Our proposed program will support two full time postdoctoral researchers with expertise in computational methods and machine learning to focus on: 1) the development of efficient numerical approaches for solving the electron and ion drift kinetic equations, 2) the use of deep learning to develop surrogate models for the propagation of input parameter uncertainties to quantities of interest.

MARBLE will be released under the NASA Open Source Agreement v1.3 and distributed in a NASA public github repository.
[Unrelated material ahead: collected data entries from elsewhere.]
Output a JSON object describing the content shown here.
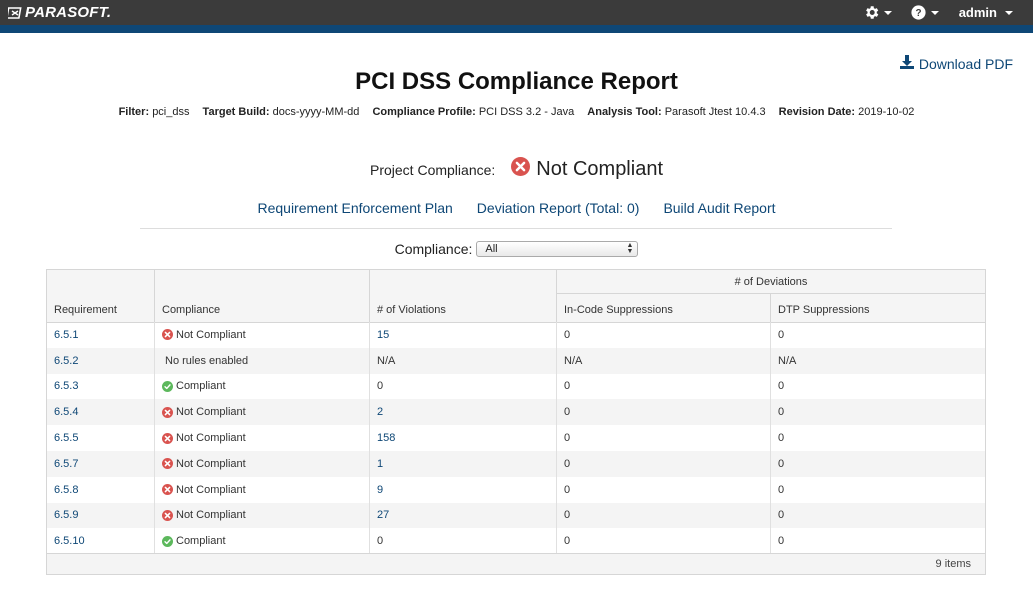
{
  "header": {
    "brand": "PARASOFT.",
    "user": "admin"
  },
  "download_label": "Download PDF",
  "report": {
    "title": "PCI DSS Compliance Report",
    "filter_label": "Filter:",
    "filter_value": "pci_dss",
    "build_label": "Target Build:",
    "build_value": "docs-yyyy-MM-dd",
    "profile_label": "Compliance Profile:",
    "profile_value": "PCI DSS 3.2 - Java",
    "tool_label": "Analysis Tool:",
    "tool_value": "Parasoft Jtest 10.4.3",
    "revision_label": "Revision Date:",
    "revision_value": "2019-10-02"
  },
  "project": {
    "label": "Project Compliance:",
    "status": "Not Compliant"
  },
  "links": {
    "enforcement_plan": "Requirement Enforcement Plan",
    "deviation_report": "Deviation Report (Total: 0)",
    "build_audit": "Build Audit Report"
  },
  "compliance_filter": {
    "label": "Compliance:",
    "selected": "All"
  },
  "table": {
    "headers": {
      "requirement": "Requirement",
      "compliance": "Compliance",
      "violations": "# of Violations",
      "deviations_group": "# of Deviations",
      "in_code": "In-Code Suppressions",
      "dtp": "DTP Suppressions"
    },
    "rows": [
      {
        "req": "6.5.1",
        "status": "Not Compliant",
        "kind": "fail",
        "violations": "15",
        "in_code": "0",
        "dtp": "0"
      },
      {
        "req": "6.5.2",
        "status": "No rules enabled",
        "kind": "none",
        "violations": "N/A",
        "in_code": "N/A",
        "dtp": "N/A"
      },
      {
        "req": "6.5.3",
        "status": "Compliant",
        "kind": "pass",
        "violations": "0",
        "in_code": "0",
        "dtp": "0"
      },
      {
        "req": "6.5.4",
        "status": "Not Compliant",
        "kind": "fail",
        "violations": "2",
        "in_code": "0",
        "dtp": "0"
      },
      {
        "req": "6.5.5",
        "status": "Not Compliant",
        "kind": "fail",
        "violations": "158",
        "in_code": "0",
        "dtp": "0"
      },
      {
        "req": "6.5.7",
        "status": "Not Compliant",
        "kind": "fail",
        "violations": "1",
        "in_code": "0",
        "dtp": "0"
      },
      {
        "req": "6.5.8",
        "status": "Not Compliant",
        "kind": "fail",
        "violations": "9",
        "in_code": "0",
        "dtp": "0"
      },
      {
        "req": "6.5.9",
        "status": "Not Compliant",
        "kind": "fail",
        "violations": "27",
        "in_code": "0",
        "dtp": "0"
      },
      {
        "req": "6.5.10",
        "status": "Compliant",
        "kind": "pass",
        "violations": "0",
        "in_code": "0",
        "dtp": "0"
      }
    ],
    "footer": "9 items"
  },
  "colors": {
    "topbar": "#3b3b3b",
    "brand_stripe": "#0e4776",
    "link": "#0e4776",
    "fail": "#d9534f",
    "pass": "#5cb85c"
  },
  "icons": {
    "settings": "gear-icon",
    "help": "help-icon",
    "download": "download-icon",
    "fail": "x-circle-icon",
    "pass": "check-circle-icon"
  }
}
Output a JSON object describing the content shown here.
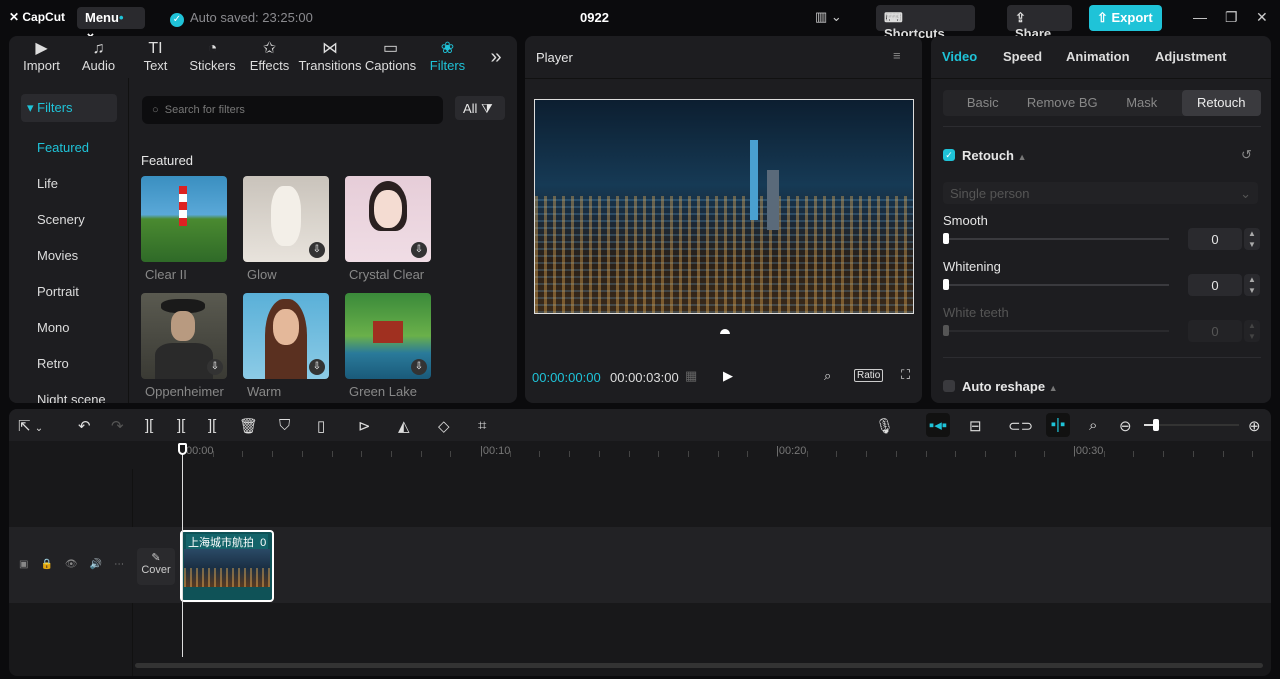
{
  "app": {
    "logo": "CapCut",
    "menu": "Menu",
    "auto_saved": "Auto saved: 23:25:00",
    "project_title": "0922",
    "shortcuts": "Shortcuts",
    "share": "Share",
    "export": "Export"
  },
  "media_tabs": [
    {
      "label": "Import",
      "icon": "▶"
    },
    {
      "label": "Audio",
      "icon": "♫"
    },
    {
      "label": "Text",
      "icon": "TI"
    },
    {
      "label": "Stickers",
      "icon": "◔"
    },
    {
      "label": "Effects",
      "icon": "✩"
    },
    {
      "label": "Transitions",
      "icon": "⋈"
    },
    {
      "label": "Captions",
      "icon": "▭"
    },
    {
      "label": "Filters",
      "icon": "❀"
    }
  ],
  "filters": {
    "header": "Filters",
    "categories": [
      "Featured",
      "Life",
      "Scenery",
      "Movies",
      "Portrait",
      "Mono",
      "Retro",
      "Night scene"
    ],
    "search_placeholder": "Search for filters",
    "all_label": "All",
    "section": "Featured",
    "items": [
      "Clear II",
      "Glow",
      "Crystal Clear",
      "Oppenheimer",
      "Warm",
      "Green Lake"
    ]
  },
  "player": {
    "title": "Player",
    "current_time": "00:00:00:00",
    "total_time": "00:00:03:00",
    "ratio": "Ratio"
  },
  "right": {
    "tabs": [
      "Video",
      "Speed",
      "Animation",
      "Adjustment"
    ],
    "subtabs": [
      "Basic",
      "Remove BG",
      "Mask",
      "Retouch"
    ],
    "retouch": "Retouch",
    "mode": "Single person",
    "smooth": "Smooth",
    "smooth_value": "0",
    "whitening": "Whitening",
    "whitening_value": "0",
    "white_teeth": "White teeth",
    "white_teeth_value": "0",
    "auto_reshape": "Auto reshape"
  },
  "timeline": {
    "ruler": [
      "00:00",
      "00:10",
      "00:20",
      "00:30"
    ],
    "cover": "Cover",
    "clip_title": "上海城市航拍",
    "clip_extra": "0"
  },
  "colors": {
    "accent": "#1fc3d8",
    "bg": "#0b0b0d",
    "panel": "#1d1d20"
  }
}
In parallel, we will work with the CCMC to make MARBLE available to users through their Runs on Request web based interface. We will coordinate with the CCMC to ensure that we are meeting computational, storage, I/O, visualization and post-processing requirements at all stages in MARBLE's development. We will also work closely with the CCMC to establish a community driven model validation approach using both standard computational benchmarks as well as spacecraft and ground observations. This validation plan will promote an open science approach, with collaboration, transparency and reproducibility as core values. Several MARBLE community workshops will be organized during the course of the program.